Les « résultats de Durban » (Durban Outcomes) mettent en place les modalités de mise en œuvre de ces 2 processus créés dans les Accords de Cancún. Ceux-ci font parties du régime transitoire 2013-2020 sous la Convention, en plus de la prolongation du système de Kyoto renouvelé jusqu’en 2020. Ces processus sont alimentés par des Rapports biennaux (soumis tous les 2 ans), en plus des Communications Nationales (tous les 4 ans).

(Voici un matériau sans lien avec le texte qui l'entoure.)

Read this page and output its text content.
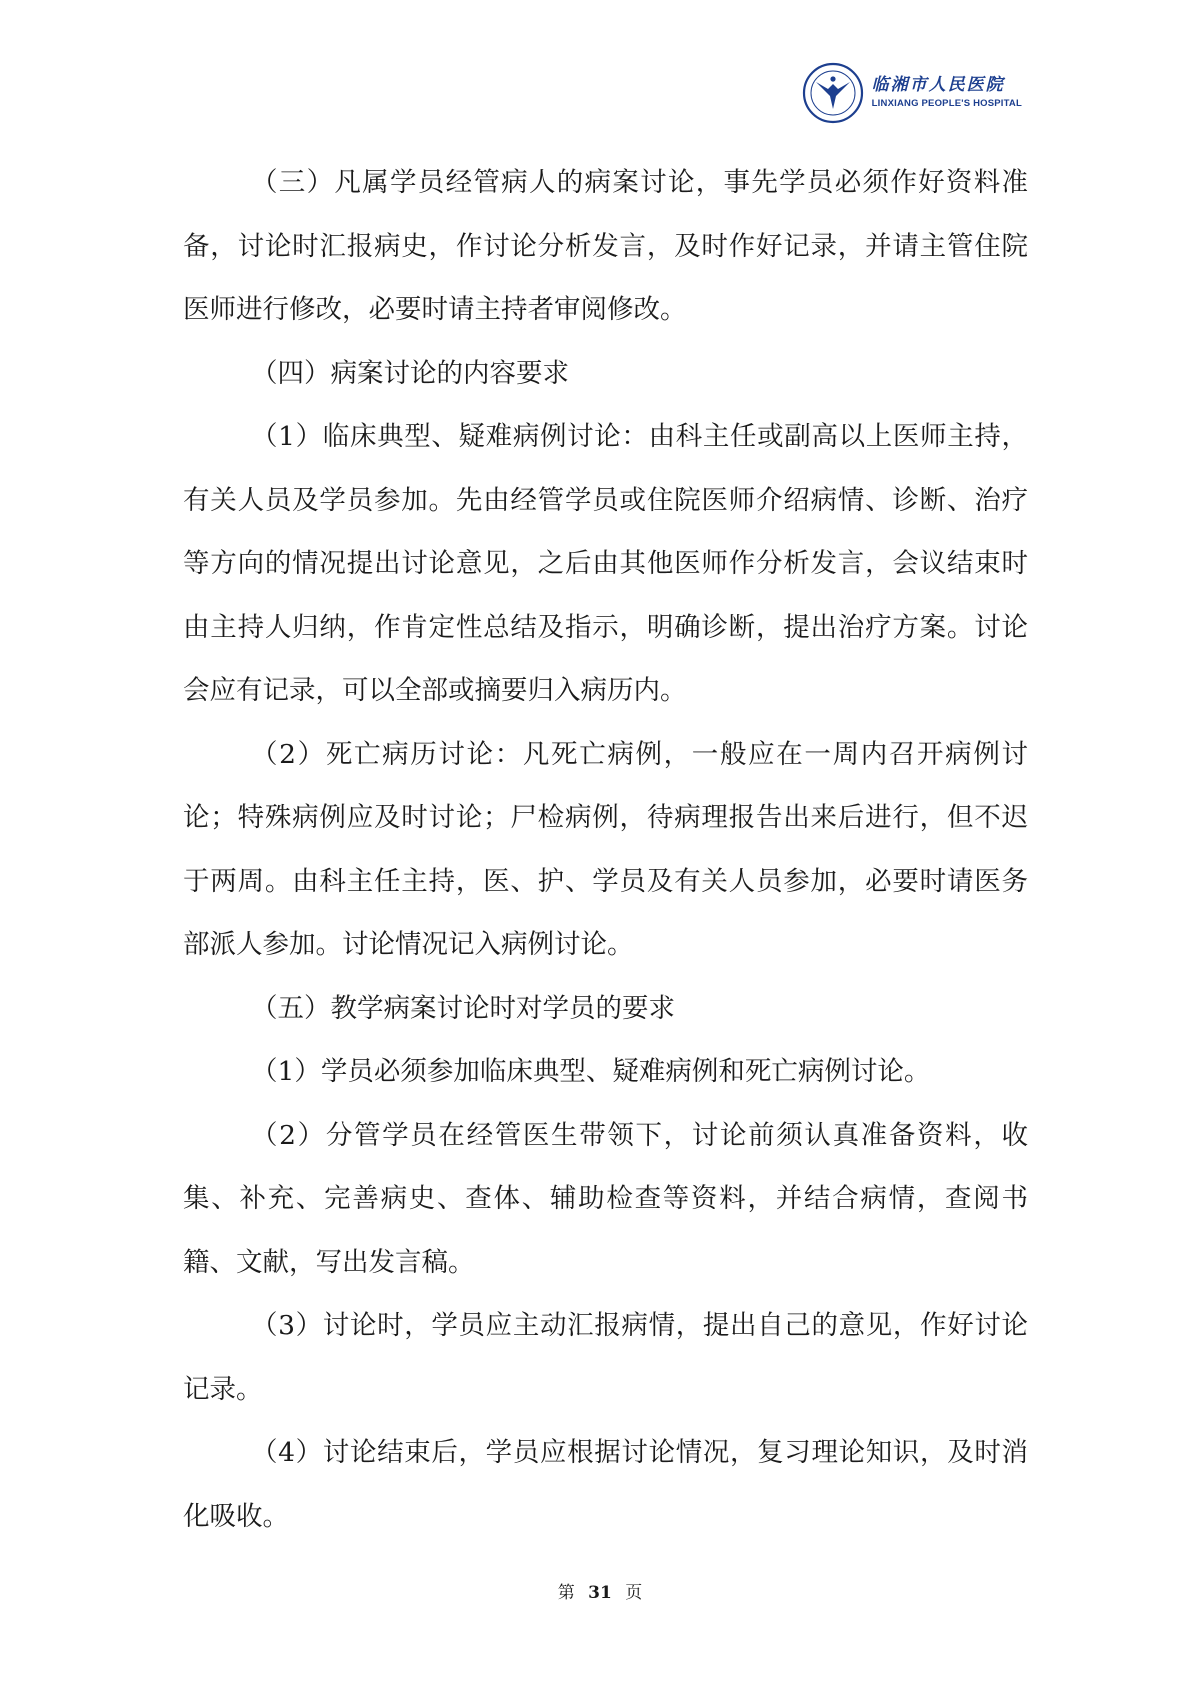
临湘市人民医院
LINXIANG PEOPLE'S HOSPITAL

（三）凡属学员经管病人的病案讨论，事先学员必须作好资料准备，讨论时汇报病史，作讨论分析发言，及时作好记录，并请主管住院医师进行修改，必要时请主持者审阅修改。

（四）病案讨论的内容要求

（1）临床典型、疑难病例讨论：由科主任或副高以上医师主持，有关人员及学员参加。先由经管学员或住院医师介绍病情、诊断、治疗等方向的情况提出讨论意见，之后由其他医师作分析发言，会议结束时由主持人归纳，作肯定性总结及指示，明确诊断，提出治疗方案。讨论会应有记录，可以全部或摘要归入病历内。

（2）死亡病历讨论：凡死亡病例，一般应在一周内召开病例讨论；特殊病例应及时讨论；尸检病例，待病理报告出来后进行，但不迟于两周。由科主任主持，医、护、学员及有关人员参加，必要时请医务部派人参加。讨论情况记入病例讨论。

（五）教学病案讨论时对学员的要求

（1）学员必须参加临床典型、疑难病例和死亡病例讨论。

（2）分管学员在经管医生带领下，讨论前须认真准备资料，收集、补充、完善病史、查体、辅助检查等资料，并结合病情，查阅书籍、文献，写出发言稿。

（3）讨论时，学员应主动汇报病情，提出自己的意见，作好讨论记录。

（4）讨论结束后，学员应根据讨论情况，复习理论知识，及时消化吸收。

第 31 页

Le contenu et les exigences de ces rapports diffèrent pour les pays parties à l’annexe I de la Convention et les pays non parties à l’annexe I.  

 

L’objectif du processus de Consultation et d’Analyse internationale est mentionné à l’article 1er de l’Annexe IV de la Décision 2/CP.17 comme devant « …accroître la transparence des mesures d’atténuation et de leurs effets, grâce à une analyse réalisée par des experts techniques, en concertation avec la Partie concernée et en facilitant l’échange de vues, et déboucheront sur un rapport succinct ». L’examen du caractère approprié ou non des politiques et mesures nationales ne s’inscrit pas dans ce processus. L’Annexe III de cette Décision  contient les Directives pour l’établissement des rapports biennaux actualisés des Parties non visées à l’annexe I de la Convention. 

 

La Conférence de Varsovie (COP.19) a permis de finaliser les derniers détails de mise en œuvre du processus en adoptant la composition, modalités et procédures de l’équipe d’experts techniques chargée d’effectuer l’analyse technique des rapports biennaux actualisés des Parties non visées à l’annexe I de la Convention (Décision 20/CP.19). 

 

Le processus d’Evaluation et d’Examen International (voir l’Annexe II de la Décision) vise entre autres à

  • examiner les progrès accomplis en matière de réduction des émissions
  • évaluer l’appui apporté aux pays en développement parties sous la forme de ressources financières, de technologies et d’un renforcement des capacités
  • évaluer les émissions et absorptions par rapport aux objectifs chiffrés de réduction des émissions pour l’ensemble de l’économie, en tenant compte de la situation nationale, de manière rigoureuse, fiable et transparente, en vue de promouvoir la comparabilité et d’accroître la confiance.

L’Annexe I de la Décision contient les Directives FCCC pour l’établissement des rapports biennaux des pays développés parties.